Here are five that I see all the time — I’m sure people who coach fundraisers or program staff would have their own variations on this list.
1. No Real Strategy
Strategy, by definition, requires choices to be made. What is the best way to reach a goal? Not a bunch of ways, but the best way, in your best judgement? “All of the above” is not strategy. “Spray and pray” is not strategy. Leaders need to ensure strategy is in place.
2. No Sense of Priorities
What is the single most important thing (the SMIT, a term I learned from Tom Ahern) this quarter, this month, this week? Of course, you have to do more than one thing at a time, but if your managers can’t put them in order of priority, that’s a leadership failure. Yes, I mean 1, 2, 3, 4, 5 and no ties! The reality is that you can’t always get everything done (in fact you rarely can), so staff need guidance about what falls off the list. Leaders listen, then decide, and prioritize.
3. Only Putting Things on the List, Never Taking Any Off
That mile-long list of so-called priorities just keeps getting longer and longer. You have finite amounts of time and money to spend in a given week, month, or quarter. If leaders are always giving you more things to do, without taking anything off the list, it’s an even worse combination of #1 and #2, because now they are burning out staff as well.

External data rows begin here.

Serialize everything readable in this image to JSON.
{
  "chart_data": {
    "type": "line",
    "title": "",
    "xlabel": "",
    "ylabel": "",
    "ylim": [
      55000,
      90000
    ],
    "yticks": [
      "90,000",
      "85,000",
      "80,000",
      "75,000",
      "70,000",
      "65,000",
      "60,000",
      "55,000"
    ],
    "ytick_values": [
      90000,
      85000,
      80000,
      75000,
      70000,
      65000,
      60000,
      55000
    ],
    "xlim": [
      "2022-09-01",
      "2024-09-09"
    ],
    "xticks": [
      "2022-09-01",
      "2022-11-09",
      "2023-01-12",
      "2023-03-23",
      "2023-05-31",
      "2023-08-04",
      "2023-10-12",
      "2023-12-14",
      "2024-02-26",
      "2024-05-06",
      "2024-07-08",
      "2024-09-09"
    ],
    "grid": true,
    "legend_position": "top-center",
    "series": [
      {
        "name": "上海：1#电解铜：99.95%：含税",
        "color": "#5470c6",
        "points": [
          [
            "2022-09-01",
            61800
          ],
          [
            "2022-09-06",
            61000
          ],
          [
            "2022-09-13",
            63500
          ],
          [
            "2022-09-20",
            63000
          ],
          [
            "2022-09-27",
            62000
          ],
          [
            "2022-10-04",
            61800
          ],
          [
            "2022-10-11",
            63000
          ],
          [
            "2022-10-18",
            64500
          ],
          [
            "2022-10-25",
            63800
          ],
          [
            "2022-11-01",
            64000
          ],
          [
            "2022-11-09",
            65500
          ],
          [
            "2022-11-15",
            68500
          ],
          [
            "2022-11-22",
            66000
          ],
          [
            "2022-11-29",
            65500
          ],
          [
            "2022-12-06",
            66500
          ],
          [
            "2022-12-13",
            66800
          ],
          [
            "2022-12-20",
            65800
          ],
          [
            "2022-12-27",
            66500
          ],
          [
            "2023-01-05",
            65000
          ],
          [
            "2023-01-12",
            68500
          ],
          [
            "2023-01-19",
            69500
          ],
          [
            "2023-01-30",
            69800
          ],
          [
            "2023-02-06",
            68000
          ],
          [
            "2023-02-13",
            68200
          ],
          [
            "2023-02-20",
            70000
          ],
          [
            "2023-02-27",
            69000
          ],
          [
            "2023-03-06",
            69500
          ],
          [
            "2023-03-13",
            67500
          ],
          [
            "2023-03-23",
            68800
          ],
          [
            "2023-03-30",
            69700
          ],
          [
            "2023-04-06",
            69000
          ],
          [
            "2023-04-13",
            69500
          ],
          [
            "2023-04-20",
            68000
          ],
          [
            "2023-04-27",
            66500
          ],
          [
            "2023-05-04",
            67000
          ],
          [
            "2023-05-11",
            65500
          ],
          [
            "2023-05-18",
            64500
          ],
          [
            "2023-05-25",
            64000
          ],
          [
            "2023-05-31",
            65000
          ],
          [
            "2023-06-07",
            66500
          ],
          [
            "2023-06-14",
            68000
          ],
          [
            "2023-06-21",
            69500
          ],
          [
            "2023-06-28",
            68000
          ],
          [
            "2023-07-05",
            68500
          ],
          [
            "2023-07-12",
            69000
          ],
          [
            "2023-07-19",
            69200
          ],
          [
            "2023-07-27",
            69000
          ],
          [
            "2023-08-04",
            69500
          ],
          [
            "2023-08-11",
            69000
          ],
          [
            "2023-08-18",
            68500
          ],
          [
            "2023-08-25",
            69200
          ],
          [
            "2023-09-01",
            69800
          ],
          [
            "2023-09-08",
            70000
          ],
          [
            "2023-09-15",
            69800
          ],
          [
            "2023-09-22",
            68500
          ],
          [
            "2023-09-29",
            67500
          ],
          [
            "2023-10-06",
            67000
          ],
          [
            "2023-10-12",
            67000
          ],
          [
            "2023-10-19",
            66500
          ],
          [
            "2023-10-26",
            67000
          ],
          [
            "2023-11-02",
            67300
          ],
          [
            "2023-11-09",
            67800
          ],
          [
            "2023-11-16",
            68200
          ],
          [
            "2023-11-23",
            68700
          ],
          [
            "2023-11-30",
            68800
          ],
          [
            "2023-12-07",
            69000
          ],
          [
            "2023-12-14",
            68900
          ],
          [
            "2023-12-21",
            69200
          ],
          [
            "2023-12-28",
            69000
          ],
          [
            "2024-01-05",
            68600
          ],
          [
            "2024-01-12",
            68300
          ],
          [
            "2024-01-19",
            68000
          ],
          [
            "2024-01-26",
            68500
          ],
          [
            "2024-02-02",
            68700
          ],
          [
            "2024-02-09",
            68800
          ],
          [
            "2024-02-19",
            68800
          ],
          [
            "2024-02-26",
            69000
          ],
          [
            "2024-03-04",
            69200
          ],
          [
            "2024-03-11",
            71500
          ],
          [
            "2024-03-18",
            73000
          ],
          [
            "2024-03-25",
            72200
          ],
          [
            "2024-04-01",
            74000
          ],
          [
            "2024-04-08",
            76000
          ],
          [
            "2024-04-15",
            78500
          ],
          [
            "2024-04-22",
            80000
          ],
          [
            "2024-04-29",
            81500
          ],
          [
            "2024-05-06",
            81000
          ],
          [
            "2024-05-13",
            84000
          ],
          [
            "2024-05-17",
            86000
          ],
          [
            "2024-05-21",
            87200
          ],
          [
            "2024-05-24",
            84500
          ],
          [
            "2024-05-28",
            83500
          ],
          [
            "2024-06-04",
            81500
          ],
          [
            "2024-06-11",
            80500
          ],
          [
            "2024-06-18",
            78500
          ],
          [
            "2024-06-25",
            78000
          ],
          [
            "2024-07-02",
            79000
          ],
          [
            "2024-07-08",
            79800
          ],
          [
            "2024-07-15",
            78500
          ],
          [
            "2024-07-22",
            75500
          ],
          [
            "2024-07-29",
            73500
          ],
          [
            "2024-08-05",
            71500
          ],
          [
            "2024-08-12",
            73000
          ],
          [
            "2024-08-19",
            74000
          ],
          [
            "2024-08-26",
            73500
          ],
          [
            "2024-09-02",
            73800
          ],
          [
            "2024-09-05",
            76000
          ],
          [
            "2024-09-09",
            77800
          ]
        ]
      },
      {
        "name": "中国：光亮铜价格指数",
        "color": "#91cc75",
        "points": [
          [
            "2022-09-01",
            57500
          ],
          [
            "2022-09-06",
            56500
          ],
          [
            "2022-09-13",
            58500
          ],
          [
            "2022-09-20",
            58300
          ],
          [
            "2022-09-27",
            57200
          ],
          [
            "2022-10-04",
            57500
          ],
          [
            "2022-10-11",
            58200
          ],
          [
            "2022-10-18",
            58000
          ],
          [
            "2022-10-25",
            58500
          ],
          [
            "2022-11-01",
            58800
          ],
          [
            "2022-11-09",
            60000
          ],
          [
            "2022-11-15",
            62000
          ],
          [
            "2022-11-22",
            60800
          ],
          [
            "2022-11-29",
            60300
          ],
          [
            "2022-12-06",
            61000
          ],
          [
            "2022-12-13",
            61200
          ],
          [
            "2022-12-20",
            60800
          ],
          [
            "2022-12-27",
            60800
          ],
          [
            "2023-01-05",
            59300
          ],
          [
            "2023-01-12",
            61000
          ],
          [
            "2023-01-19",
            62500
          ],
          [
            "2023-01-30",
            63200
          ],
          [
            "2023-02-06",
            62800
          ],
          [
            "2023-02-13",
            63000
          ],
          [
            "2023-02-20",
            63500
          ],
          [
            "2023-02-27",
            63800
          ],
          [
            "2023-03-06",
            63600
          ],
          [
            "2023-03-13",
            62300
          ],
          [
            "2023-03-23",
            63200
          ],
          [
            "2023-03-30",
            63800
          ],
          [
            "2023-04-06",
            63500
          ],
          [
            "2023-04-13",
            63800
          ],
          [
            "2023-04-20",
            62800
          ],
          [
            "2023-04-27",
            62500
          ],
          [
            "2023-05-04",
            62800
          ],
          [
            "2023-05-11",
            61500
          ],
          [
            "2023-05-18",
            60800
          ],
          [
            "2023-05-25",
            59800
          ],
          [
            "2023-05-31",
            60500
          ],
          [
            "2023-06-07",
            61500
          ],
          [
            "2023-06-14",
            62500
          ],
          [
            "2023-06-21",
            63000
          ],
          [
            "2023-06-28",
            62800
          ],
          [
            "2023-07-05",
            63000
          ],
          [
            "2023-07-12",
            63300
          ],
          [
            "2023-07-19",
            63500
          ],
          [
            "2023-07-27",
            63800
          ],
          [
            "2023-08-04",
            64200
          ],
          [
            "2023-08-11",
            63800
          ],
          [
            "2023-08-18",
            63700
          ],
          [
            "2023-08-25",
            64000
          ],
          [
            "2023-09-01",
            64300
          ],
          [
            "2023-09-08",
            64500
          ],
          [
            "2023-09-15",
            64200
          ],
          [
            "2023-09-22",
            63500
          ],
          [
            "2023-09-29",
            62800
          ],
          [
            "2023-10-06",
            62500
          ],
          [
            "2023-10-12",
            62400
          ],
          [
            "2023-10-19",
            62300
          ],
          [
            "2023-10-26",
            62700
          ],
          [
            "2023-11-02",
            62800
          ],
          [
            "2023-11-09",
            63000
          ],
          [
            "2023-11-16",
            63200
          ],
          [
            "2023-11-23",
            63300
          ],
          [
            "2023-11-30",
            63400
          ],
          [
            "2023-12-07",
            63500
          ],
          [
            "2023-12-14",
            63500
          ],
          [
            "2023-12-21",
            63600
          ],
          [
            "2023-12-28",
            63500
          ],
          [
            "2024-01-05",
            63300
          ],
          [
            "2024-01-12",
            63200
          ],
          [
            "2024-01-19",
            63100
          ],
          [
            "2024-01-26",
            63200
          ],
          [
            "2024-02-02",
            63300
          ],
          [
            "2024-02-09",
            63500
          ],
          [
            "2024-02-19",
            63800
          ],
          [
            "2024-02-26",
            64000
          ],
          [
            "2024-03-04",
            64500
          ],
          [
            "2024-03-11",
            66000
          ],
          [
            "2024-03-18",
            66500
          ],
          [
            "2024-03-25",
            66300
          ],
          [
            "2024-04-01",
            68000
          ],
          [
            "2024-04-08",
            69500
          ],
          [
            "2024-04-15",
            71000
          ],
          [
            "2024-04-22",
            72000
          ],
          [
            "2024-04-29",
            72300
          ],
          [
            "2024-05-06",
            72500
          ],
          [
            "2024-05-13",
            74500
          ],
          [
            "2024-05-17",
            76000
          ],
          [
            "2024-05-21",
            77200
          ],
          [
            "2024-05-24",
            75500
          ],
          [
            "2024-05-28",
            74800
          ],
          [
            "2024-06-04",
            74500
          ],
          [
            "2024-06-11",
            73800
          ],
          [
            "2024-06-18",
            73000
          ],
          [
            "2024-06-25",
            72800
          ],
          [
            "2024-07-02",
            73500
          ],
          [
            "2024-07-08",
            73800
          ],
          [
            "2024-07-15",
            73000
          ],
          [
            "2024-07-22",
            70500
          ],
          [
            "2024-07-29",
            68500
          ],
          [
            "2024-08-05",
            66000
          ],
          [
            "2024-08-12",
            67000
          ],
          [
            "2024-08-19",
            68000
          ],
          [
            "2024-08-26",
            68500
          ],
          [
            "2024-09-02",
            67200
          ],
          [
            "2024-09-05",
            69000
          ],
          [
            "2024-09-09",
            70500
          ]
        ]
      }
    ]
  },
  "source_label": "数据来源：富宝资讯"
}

4. No Willingness to Experiment and Learn
The world of marketing and fundraising is changing, and fast. If your leaders aren’t willing to try new approaches, to allow you to experiment, then to discuss what happened, learn from it and adjust, you can’t possibly keep the pace required to do amazing work.
5. Too Much Strategic Planning
You need a strategy (see #1). But if your organization is spending six months to create a two-year strategic plan, that’s way too much pie-in-the-sky pontificating and not enough doing of the work. Planning alone doesn’t change the world. You have to put in the time to actually make the plan a reality. I see so many communications directors in indefinite holding patterns because they are waiting on some strategic plan that, in reality, probably won’t direct the work that much anyway. Just get on with it!
Are these leadership failures holding you back? Can you help fix them? Can you move on without them? I’d love to hear your experiences in the comments!
P.S. Are you an executive director who thinks you are giving your staff all the guidance they need? Go double check with them! They’ll be glad you asked, and you will too!